The objective of the original graph is to depict the average height of women across 6 countries, namely Latvia, Australia, Scotland, Peru, South Africa, and India. The graph was shared on Reddit on 19th January 2020, which listed morethanmyheight.com as the original source, but that website was not accessible due to the website being not secured and posed a potential threat to my device. However, some information on the website was available. More Than My Height (MTMH) is a company built to promote body positivity movement targeted to improve self confidence of tall women, as well as sell clothes designated for taller women. Hence, this graph is probably used to show women that the average height of women differs across different countries, hence is okay to not be of similar height compared to their peers.

Based on the graph, the targeted audience is highly likely to be females, especially of taller in height.

The visualisation chosen had the following three main issues:

  • Misleading scale: The Y-axis did not start from 0, which showed a distorted and exaggerated difference between the average height of women across the countries.
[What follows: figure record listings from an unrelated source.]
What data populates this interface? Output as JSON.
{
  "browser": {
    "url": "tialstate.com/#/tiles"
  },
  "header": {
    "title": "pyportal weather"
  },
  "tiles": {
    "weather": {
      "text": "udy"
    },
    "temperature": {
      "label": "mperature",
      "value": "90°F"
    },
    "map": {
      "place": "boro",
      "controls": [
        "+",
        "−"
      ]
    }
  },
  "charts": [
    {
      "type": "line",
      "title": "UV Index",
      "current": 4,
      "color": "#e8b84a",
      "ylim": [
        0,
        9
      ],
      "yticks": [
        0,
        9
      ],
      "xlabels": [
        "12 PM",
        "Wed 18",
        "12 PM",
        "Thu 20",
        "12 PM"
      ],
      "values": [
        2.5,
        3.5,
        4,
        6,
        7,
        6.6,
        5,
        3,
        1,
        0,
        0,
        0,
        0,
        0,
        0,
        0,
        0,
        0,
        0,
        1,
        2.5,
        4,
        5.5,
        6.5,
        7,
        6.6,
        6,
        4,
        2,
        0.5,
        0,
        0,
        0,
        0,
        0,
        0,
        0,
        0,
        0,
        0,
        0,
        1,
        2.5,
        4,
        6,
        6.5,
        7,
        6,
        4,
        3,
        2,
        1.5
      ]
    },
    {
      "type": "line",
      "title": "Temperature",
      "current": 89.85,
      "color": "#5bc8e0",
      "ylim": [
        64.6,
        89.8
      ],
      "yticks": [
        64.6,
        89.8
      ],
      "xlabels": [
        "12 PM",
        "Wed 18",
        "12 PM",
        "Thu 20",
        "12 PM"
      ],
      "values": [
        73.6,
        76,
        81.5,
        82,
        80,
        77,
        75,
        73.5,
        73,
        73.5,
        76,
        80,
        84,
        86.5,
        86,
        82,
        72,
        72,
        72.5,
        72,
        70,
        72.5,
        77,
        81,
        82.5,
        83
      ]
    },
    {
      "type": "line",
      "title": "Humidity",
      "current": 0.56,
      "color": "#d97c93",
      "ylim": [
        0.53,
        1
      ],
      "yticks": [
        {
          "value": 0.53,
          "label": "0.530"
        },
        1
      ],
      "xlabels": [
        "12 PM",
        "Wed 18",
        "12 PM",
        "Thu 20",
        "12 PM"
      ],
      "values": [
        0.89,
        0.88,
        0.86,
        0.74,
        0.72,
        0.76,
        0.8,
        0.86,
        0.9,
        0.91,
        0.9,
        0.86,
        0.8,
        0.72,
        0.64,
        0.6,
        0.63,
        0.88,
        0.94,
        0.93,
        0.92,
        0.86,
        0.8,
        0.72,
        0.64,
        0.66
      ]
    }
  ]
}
In the graph, the average height of Latvian women was portrayed as approximately 4 times the height of Indian women, which was highly inaccurate as the actual height difference between Latvian women and Indian women was 5 inches.

  • Symbol and colour issues: The female symbols used to plot the average height of female samples were inappropriate as all symbols were overlapping each other, making the graph hard to read. The colours used for the symbols were different shades of pink but the different shades did not represent any information.

  • Data integrity: The graph did not mention the source of data. Besides, the year of measurements obtained and age of female samples were not stated. Both factors can influence the measurements.

Reference

Code

The following code was used to fix the issues identified in the original.

#load packages
library(ggplot2)
library(dplyr)

#import and filter data
height <- read.csv("ahow.csv")
height1 <- height %>% filter(Entity %in% c("Australia", "India", "Latvia", "Peru", "South Africa", "United Kingdom"),  Year=="1996")
height1$Code <- NULL
height1$Year <- NULL

#convert into data frame
as.data.frame(height1)
##           Entity Mean.female.height..cm.
## 1      Australia                165.8582
## 2          India                152.5896
## 3         Latvia                169.7979
## 4           Peru                152.9325
## 5   South Africa                158.0261
## 6 United Kingdom                164.4021
#draw plot
p <- ggplot(data = height1, mapping = aes(x = height1$Entity, y = height1$Mean.female.height..cm.))+
  geom_bar(stat = "identity", fill = "pink3") + geom_text(aes(label = round(height1$Mean.female.height..cm., digits = 2)),  position=position_dodge2(width=0.9), vjust=-0.25)

#axis labels and title
p <- p+labs(x = "Country", y = "Mean Height (cm)", title = "Average Height of Females Born in 1996 by Country", subtitle = "Mean Height of 18 Years Old Females Measured in 2014", caption = "Data Source: Our World in Data" )
p <- p+theme(plot.title = element_text(hjust = 0.5), plot.subtitle = element_text(hjust = 0.5))

Data Reference

Reconstruction

The following plot fixes the main issues in the original.

* Scale: The Y-axis was fixed to start from 0 to show a more appropriate difference in scale.

  • Symbol and colour: Non-overlapping bars were used to plot the average height of female samples, and the mean heights of females from each country were stated above each bar to increase readability. Only one colour was used as more colours were not necessary

  • Data integrity: This reconstructed graph mentioned the source of data, year of measurements obtained, and age of female samples.